Question 5 : La convention signé le 18 novembre 2025 a permis d’intégrer l’Université Paris-Panthéon-Assas au partenariat initial regroupant Nice et Aix-Marseille. Quels objectifs stratégiques poursuivez-vous avec cette extension interuniversitaire, et quelles nouvelles perspectives ouvre-t-elle pour le développement et la valorisation de l’enseignement du droit monégasque ?
L’Université Paris-Panthéon-Assas a en effet rejoint le partenariat, portant à trois le nombre d’universités impliquées. Ces trois établissements sont statistiquement les universités françaises les plus choisies par les jeunes monégasques et, plus généralement les étudiants résidant à Monaco ou ayant un lien avec la Principauté, pour y poursuivre des études de droit.
Cette ouverture en région parisienne, dont la direction locale est confiée au président Stéphane Braconnier qui, outre sa qualité de professeur de droit public est le président du Tribunal Suprême, va enrichir le programme d’intervenants parisiens et accroître la notoriété de cette formation.
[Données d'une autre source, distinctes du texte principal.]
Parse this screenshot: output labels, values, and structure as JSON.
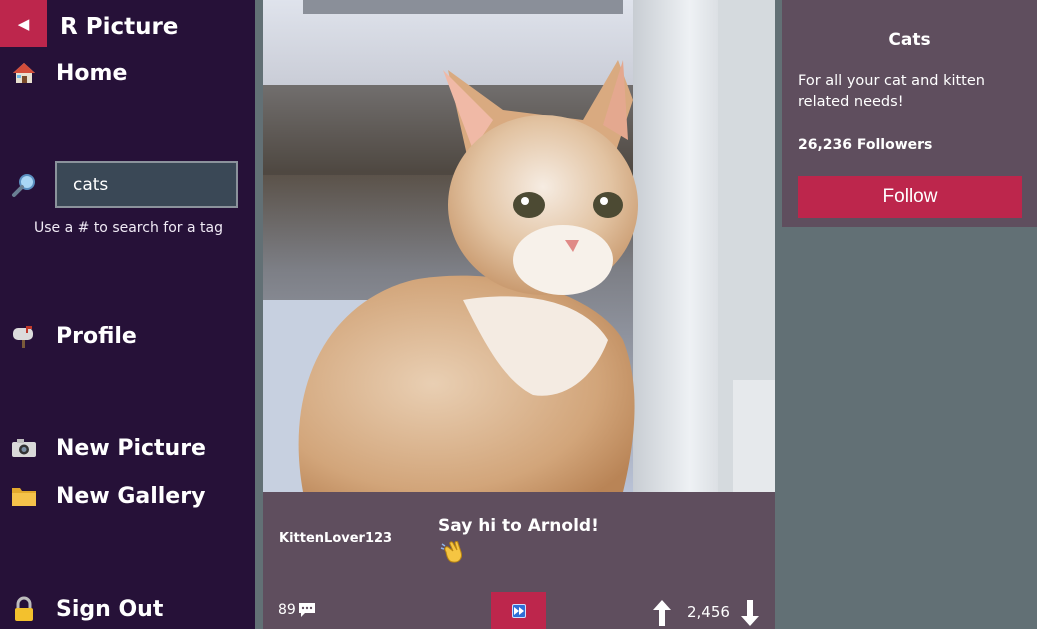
{
  "app": {
    "title": "R Picture",
    "back_icon": "back-arrow-icon"
  },
  "sidebar": {
    "home": {
      "label": "Home",
      "icon": "house-icon"
    },
    "search": {
      "value": "cats",
      "hint": "Use a # to search for a tag",
      "icon": "magnifier-icon"
    },
    "profile": {
      "label": "Profile",
      "icon": "mailbox-icon"
    },
    "new_picture": {
      "label": "New Picture",
      "icon": "camera-icon"
    },
    "new_gallery": {
      "label": "New Gallery",
      "icon": "folder-icon"
    },
    "sign_out": {
      "label": "Sign Out",
      "icon": "lock-icon"
    }
  },
  "post": {
    "author": "KittenLover123",
    "caption": "Say hi to Arnold!",
    "caption_emoji": "waving-hand-icon",
    "comments": "89",
    "votes": "2,456"
  },
  "tag": {
    "name": "Cats",
    "description": "For all your cat and kitten related needs!",
    "followers": "26,236 Followers",
    "follow_label": "Follow"
  },
  "colors": {
    "sidebar_bg": "#261138",
    "accent": "#bd264c",
    "card_bg": "#5f4e5e",
    "page_bg": "#627075",
    "search_bg": "#3a4856"
  }
}
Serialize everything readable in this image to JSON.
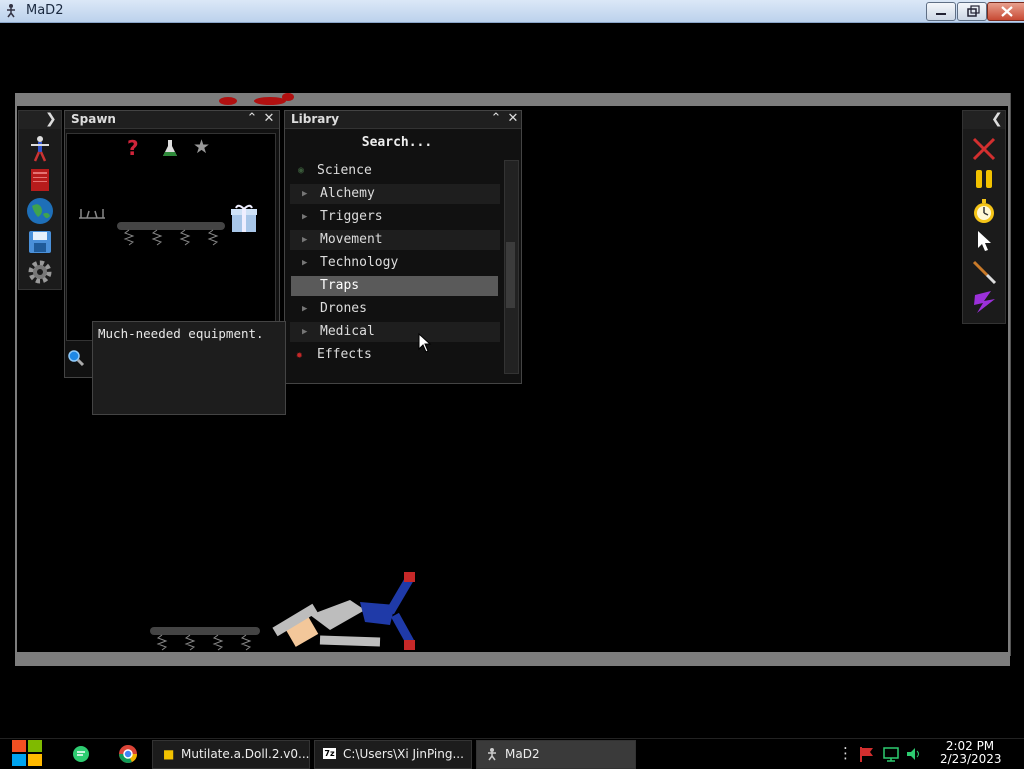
{
  "window": {
    "title": "MaD2"
  },
  "spawn": {
    "title": "Spawn"
  },
  "library": {
    "title": "Library",
    "search_placeholder": "Search...",
    "items": [
      {
        "label": "Science",
        "type": "category"
      },
      {
        "label": "Alchemy",
        "type": "child"
      },
      {
        "label": "Triggers",
        "type": "child"
      },
      {
        "label": "Movement",
        "type": "child"
      },
      {
        "label": "Technology",
        "type": "child"
      },
      {
        "label": "Traps",
        "type": "selected"
      },
      {
        "label": "Drones",
        "type": "child"
      },
      {
        "label": "Medical",
        "type": "child"
      },
      {
        "label": "Effects",
        "type": "category"
      }
    ]
  },
  "tooltip": {
    "text": "Much-needed equipment."
  },
  "taskbar": {
    "items": [
      {
        "label": "Mutilate.a.Doll.2.v0..."
      },
      {
        "label": "C:\\Users\\Xi JinPing..."
      },
      {
        "label": "MaD2"
      }
    ],
    "time": "2:02 PM",
    "date": "2/23/2023"
  },
  "colors": {
    "accent_red": "#cc1f1f",
    "doll_blue": "#1f3aa8",
    "panel_bg": "#111111"
  }
}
L’idée est de faire des centres universitaires régionaux et qui sont les principaux lieux où les jeunes monégasque poursuivent leur cursus universitaire en droit, un véritable pôle d’excellence pour le droit monégasque. À terme, l’on peut imaginer que le DIU serve de modèle pour d’autres formations transfrontalières dans la région. Ce partenariat interuniversitaire conforte donc une dynamique de valorisation du droit monégasque et témoigne de l’engagement durable de l’IMFPJ et des universités dans cette voie.